M. de Talleyrand n'aimait pas la causerie organisée, comme souvent cela était chez madame de Staël; il est même assez silencieux habituellement, et je l'ai vu quelquefois demeurer trois et quatre heures ne parlant que pour nommer les cartes au whist.

Les hommes de son intimité étaient aussi de cette humeur assez silencieuse, excepté cependant M. de Sainte-Foix, aimable conteur lorsqu'une fois il avait la parole, et l'un des hommes les plus spirituels de son temps: parmi les autres, c'était M. de Montrond, dont j'ai parlé dans le volume précédent; c'était M. de Choiseul-Gouffier[65], homme du monde et savant tout à la fois, sachant dire avec tout le charme qu'on peut attendre d'une femme dans une histoire racontée, et tout le sérieux pourtant d'un homme comme lui, dans la peinture des mœurs d'un empire qui s'écroule par la chute visible de l'une des assises du monument. Que de fois je me suis oubliée l'écoutant encore à deux heures du matin, et regrettant que madame Grandt nous répétât qu'elle avait mal à la tête!

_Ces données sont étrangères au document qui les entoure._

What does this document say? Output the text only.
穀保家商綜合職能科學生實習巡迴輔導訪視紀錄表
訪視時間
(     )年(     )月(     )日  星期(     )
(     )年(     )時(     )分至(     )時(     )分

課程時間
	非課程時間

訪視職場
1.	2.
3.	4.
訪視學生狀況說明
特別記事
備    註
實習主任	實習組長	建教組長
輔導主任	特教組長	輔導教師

M. de La Vaupalière était aussi de la société intime de M. de Talleyrand. Sans être sur la ligne des hommes avec lesquels il vivait habituellement, M. de La Vaupalière était un homme du monde aimable et doux à vivre. Ami de M. de Vaudreuil[66], il avait toute l'élégance ancienne, tout ce charme de politesse qui fait tant aimer la société française, en raison de cette urbanité qui est un de nos charmes puissants de tradition sur lesquels nous vivons encore; et puis il était parfaitement bon.

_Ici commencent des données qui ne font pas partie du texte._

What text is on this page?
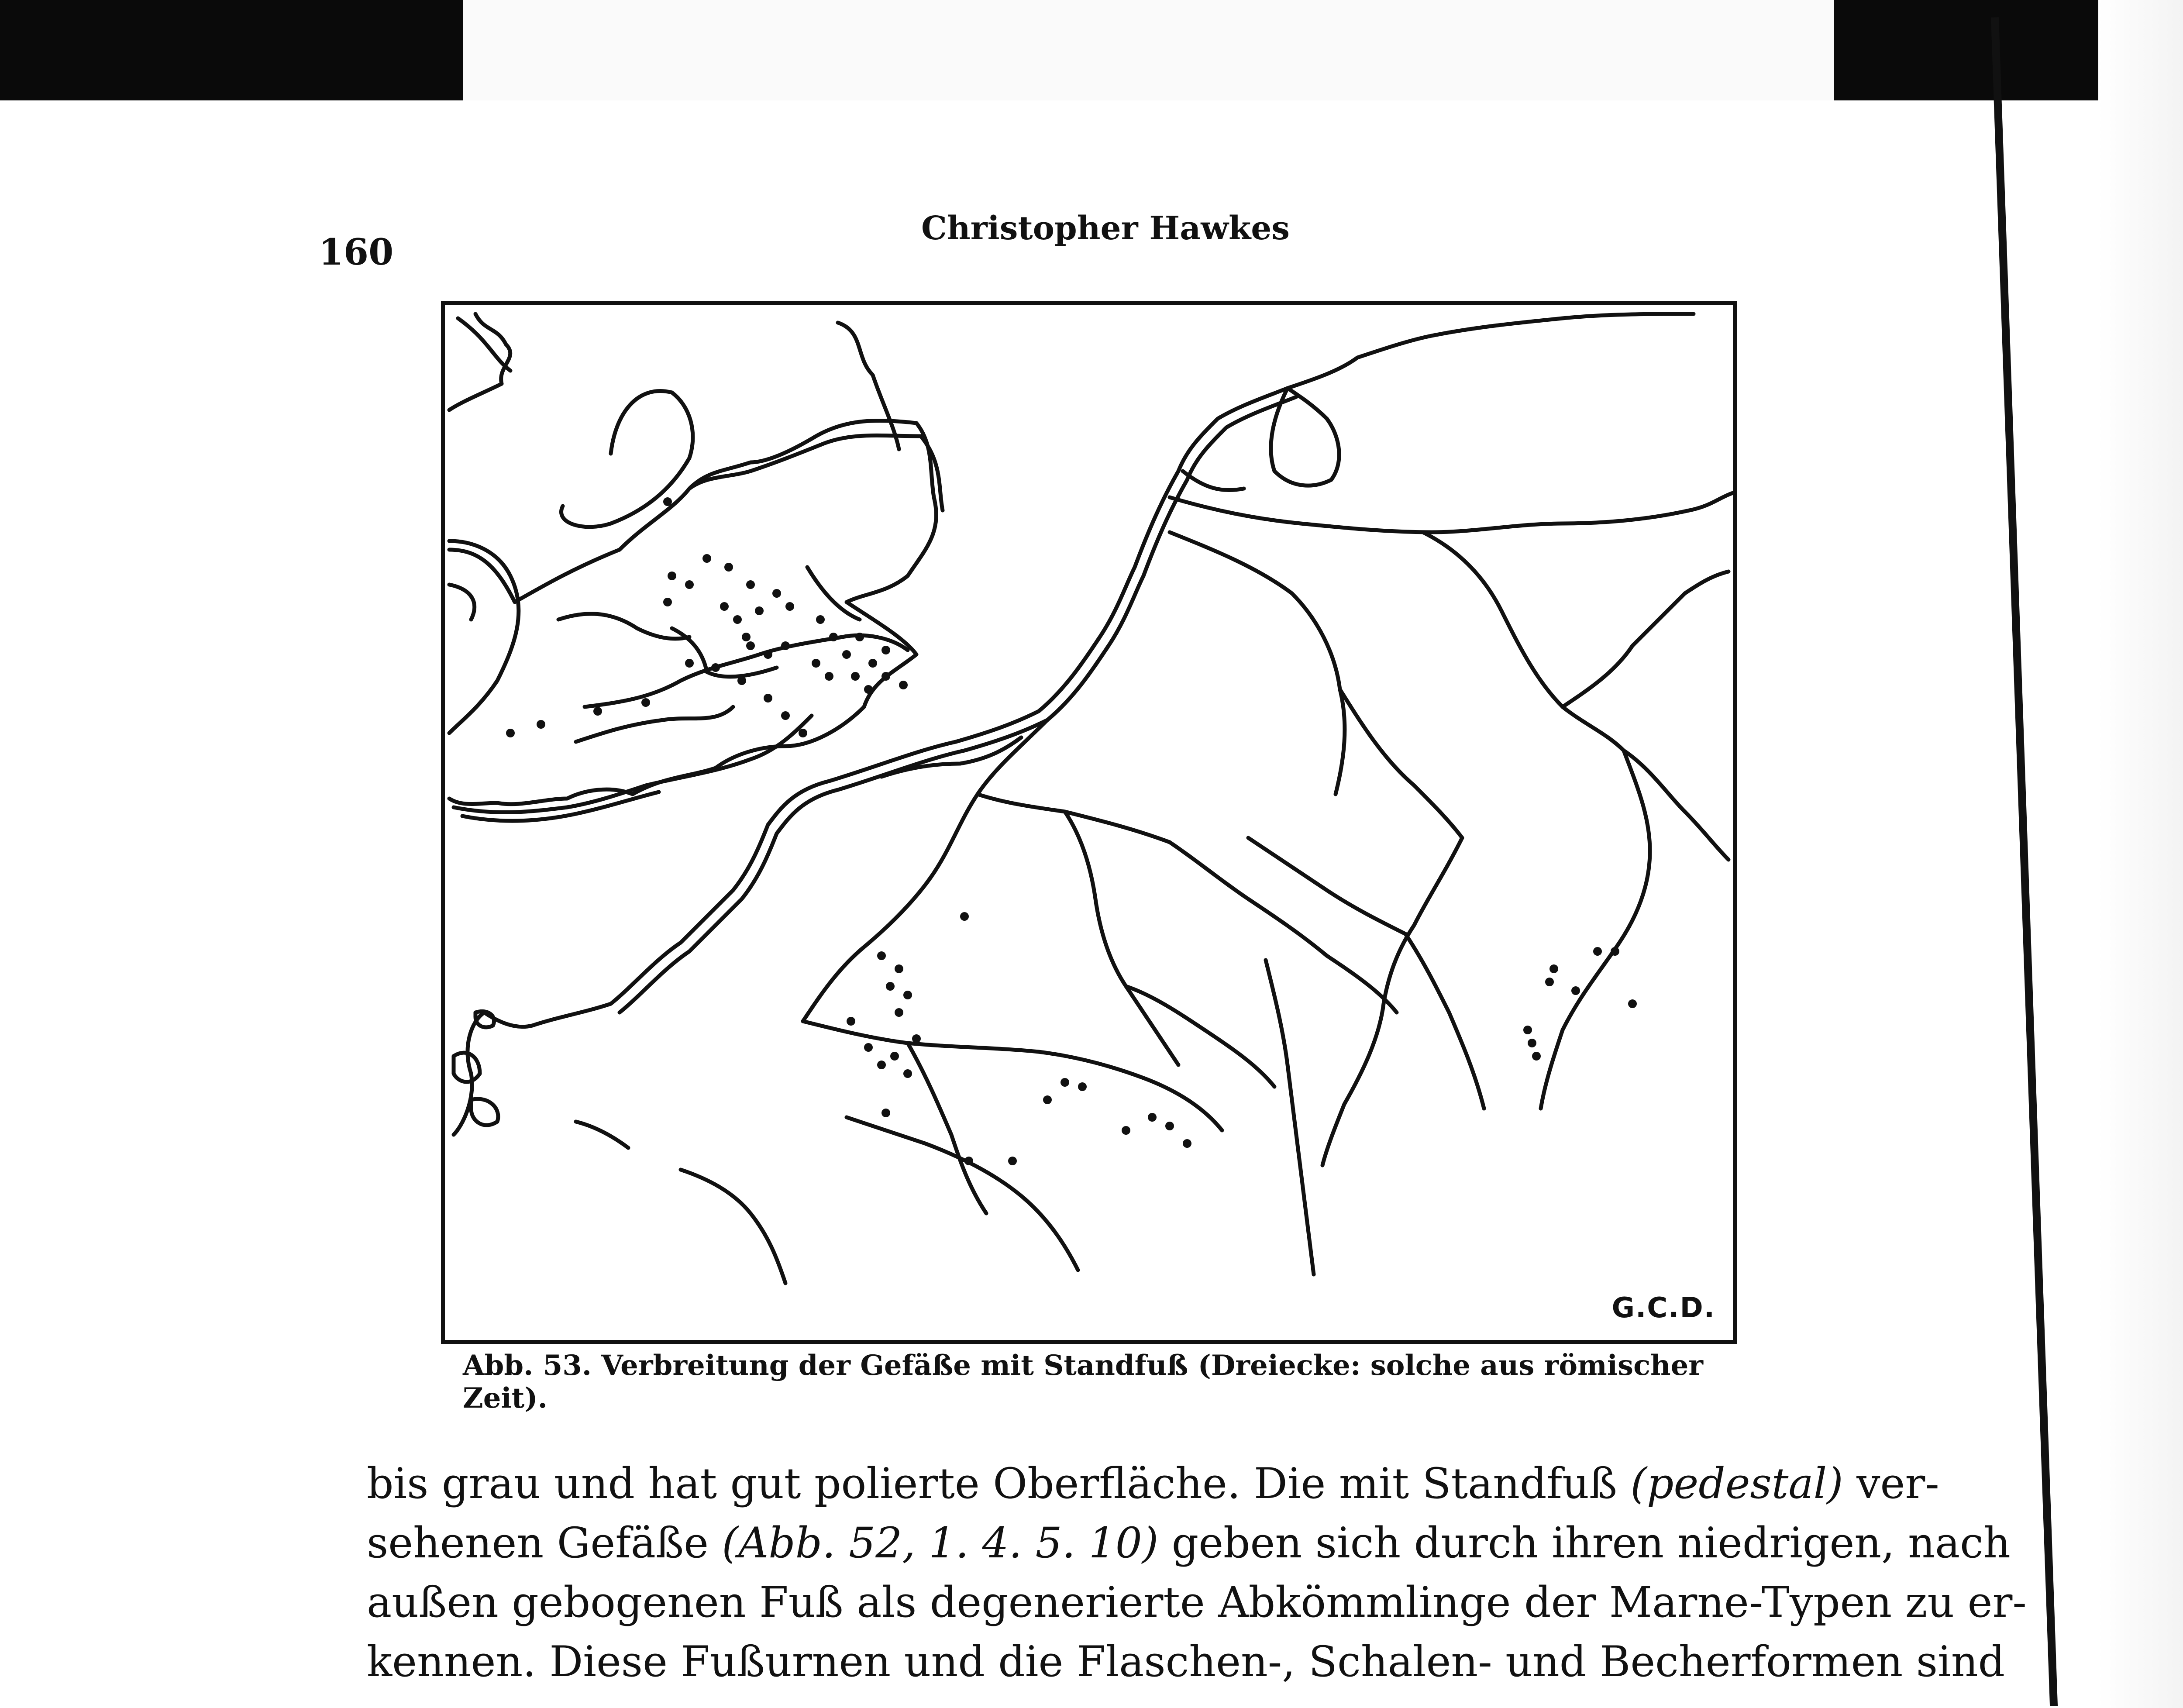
160
Christopher Hawkes
G.C.D.
Abb. 53. Verbreitung der Gefäße mit Standfuß (Dreiecke: solche aus römischer Zeit).
bis grau und hat gut polierte Oberfläche. Die mit Standfuß (pedestal) ver-
sehenen Gefäße (Abb. 52, 1. 4. 5. 10) geben sich durch ihren niedrigen, nach
außen gebogenen Fuß als degenerierte Abkömmlinge der Marne-Typen zu er-
kennen. Diese Fußurnen und die Flaschen-, Schalen- und Becherformen sind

M. de Narbonne (le comte Louis) était encore un ami très-cher de M. de Talleyrand; il passait presque sa vie chez lui dans cette première époque du ministère de M. de Talleyrand... Je n'ai rien de nouveau à en dire. J'ai formulé mon opinion sur M. de Narbonne avec une profonde conviction de tout ce qu'il possédait de parfait par le cœur et par l'esprit. Mes regrets accompagneront son nom, et sa mémoire me sera toujours aussi chère et sacrée que celle de mon père... M. de Narbonne contribuait donc grandement à ce plaisir qu'on trouvait chez M. de Talleyrand, comme société intime. M. le prince de Nassau y venait aussi assidûment... M. d'Herenaude, lorsque ses occupations le lui permettaient, venait également à la petite maison de la rue d'Anjou, car cette fois M. de Talleyrand n'avait pas été reprendre le grand hôtel Gallifet. J'ai toujours pensé que madame Grandt en était le motif. Comment, en effet, conduire madame Grandt dans les salons d'un ministère, et d'un ministère comme celui des Affaires étrangères encore!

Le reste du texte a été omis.